Les coefficients de variation les plus élevés à l'import concernent le Brésil (CV = 1,58), l'Inde (1,14) et le Canada (1,10), reflétant la forte instabilité des approvisionnements depuis ces partenaires. À l'exportation, c'est le Japon (CV = 1,15) et le Canada (0,91) qui présentent les trajectoires les plus volatiles.
Une spécialisation européenne qui reste concentrée sur les grands États membres
La structure du marché fait apparaître une forte hétérogénéité intra-UE. L'Allemagne est le premier exportateur (203 M€ en 2025, +62,1 %), suivie de l'Espagne (288 M€, +664,1 %), de l'Italie (81 M€, −10,2 %), de la France (43 M€, +50,2 %) et de la Pologne (41 M€, +242,2 %). La Bulgarie affiche une croissance spectaculaire de 38 477 %, partant d'une base quasi nulle pour atteindre 20,3 M€, ce qui reflète l'émergence de nouvelles capacités de transformation dans les pays d'Europe de l'Est.
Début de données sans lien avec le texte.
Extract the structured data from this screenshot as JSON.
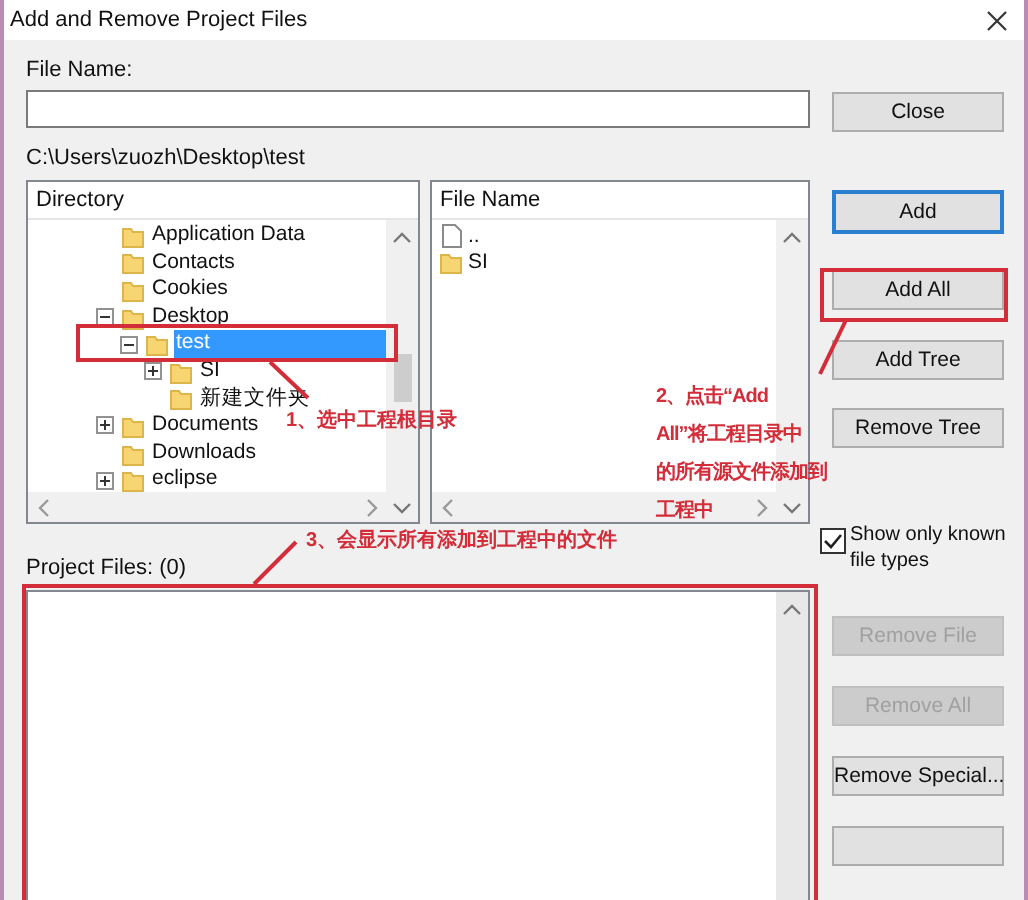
{
  "window": {
    "title": "Add and Remove Project Files"
  },
  "file_name": {
    "label": "File Name:"
  },
  "current_path": "C:\\Users\\zuozh\\Desktop\\test",
  "directory": {
    "header": "Directory",
    "items": [
      {
        "name": "Application Data",
        "selected": false
      },
      {
        "name": "Contacts",
        "selected": false
      },
      {
        "name": "Cookies",
        "selected": false
      },
      {
        "name": "Desktop",
        "selected": false,
        "expanded": true,
        "children": [
          {
            "name": "test",
            "selected": true,
            "expanded": true,
            "children": [
              {
                "name": "SI",
                "selected": false,
                "expanded": false
              },
              {
                "name": "新建文件夹",
                "selected": false
              }
            ]
          }
        ]
      },
      {
        "name": "Documents",
        "selected": false,
        "expanded": false
      },
      {
        "name": "Downloads",
        "selected": false
      },
      {
        "name": "eclipse",
        "selected": false,
        "expanded": false
      }
    ]
  },
  "files": {
    "header": "File Name",
    "items": [
      {
        "name": "..",
        "kind": "parent"
      },
      {
        "name": "SI",
        "kind": "folder"
      }
    ]
  },
  "project_files": {
    "label": "Project Files: (0)"
  },
  "filter": {
    "label": "Show only known file types",
    "checked": true
  },
  "buttons": [
    {
      "label": "Close",
      "disabled": false,
      "default": false
    },
    {
      "label": "Add",
      "disabled": false,
      "default": true
    },
    {
      "label": "Add All",
      "disabled": false,
      "default": false
    },
    {
      "label": "Add Tree",
      "disabled": false,
      "default": false
    },
    {
      "label": "Remove Tree",
      "disabled": false,
      "default": false
    },
    {
      "kind": "checkbox"
    },
    {
      "label": "Remove File",
      "disabled": true,
      "default": false
    },
    {
      "label": "Remove All",
      "disabled": true,
      "default": false
    },
    {
      "label": "Remove Special...",
      "disabled": false,
      "default": false
    },
    {
      "disabled": false,
      "default": false
    }
  ],
  "annotations": [
    {
      "kind": "frame"
    },
    {
      "kind": "frame"
    },
    {
      "kind": "frame"
    },
    {
      "kind": "callout",
      "text": "1、选中工程根目录"
    },
    {
      "kind": "callout",
      "lines": [
        "2、点击“Add",
        "All”将工程目录中",
        "的所有源文件添加到",
        "工程中"
      ]
    },
    {
      "kind": "callout",
      "text": "3、会显示所有添加到工程中的文件"
    }
  ]
}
À l'import, la Belgique a connu une progression exceptionnelle de 1 369 % (de 5,1 M€ à 75,7 M€), la positionnant comme plaque tournante logistique pour l'argent mi-ouvré entrant dans l'UE. L'Irlande, à l'inverse, a vu ses importations chuter de 83,4 %, passant de 11,6 M€ à 1,9 M€.
Conclusion
Sur la période 2015–2025, le commerce de l'argent mi-ouvré (CN 710692) par l'Union européenne a été façonné par trois dynamiques majeures. Premièrement, l'envolée des cours de l'argent a provoqué un découplage spectaculaire entre valeurs et volumes : l'UE échange moins de tonnes mais pour des montants considérablement plus élevés, avec un prix moyen à l'exportation multiplié par près de quatre. Deuxièmement, la géographie commerciale s'est resserrée autour du Royaume-Uni comme hub central, tandis que l'indice de concentration des importations a franchi le seuil d'un marché modérément concentré, créant une dépendance accrue vis-à-vis de quelques fournisseurs. Troisièmement, l'UE a renforcé sa position d'exportateur net, avec un solde commercial qui approche le demi-milliard d'euros et une dépendance nette aux importations qui se creuse, mais cette autonomie commerciale s'accompagne d'une exposition directe aux fluctuations des cours mondiaux de l'argent et d'une instabilité notable des flux avec certains partenaires. À l'horizon, la transition énergétique (photovoltaïque) et la dynamique de la demande industrielle mondiale continueront de structurer les échanges de ce métal stratégique.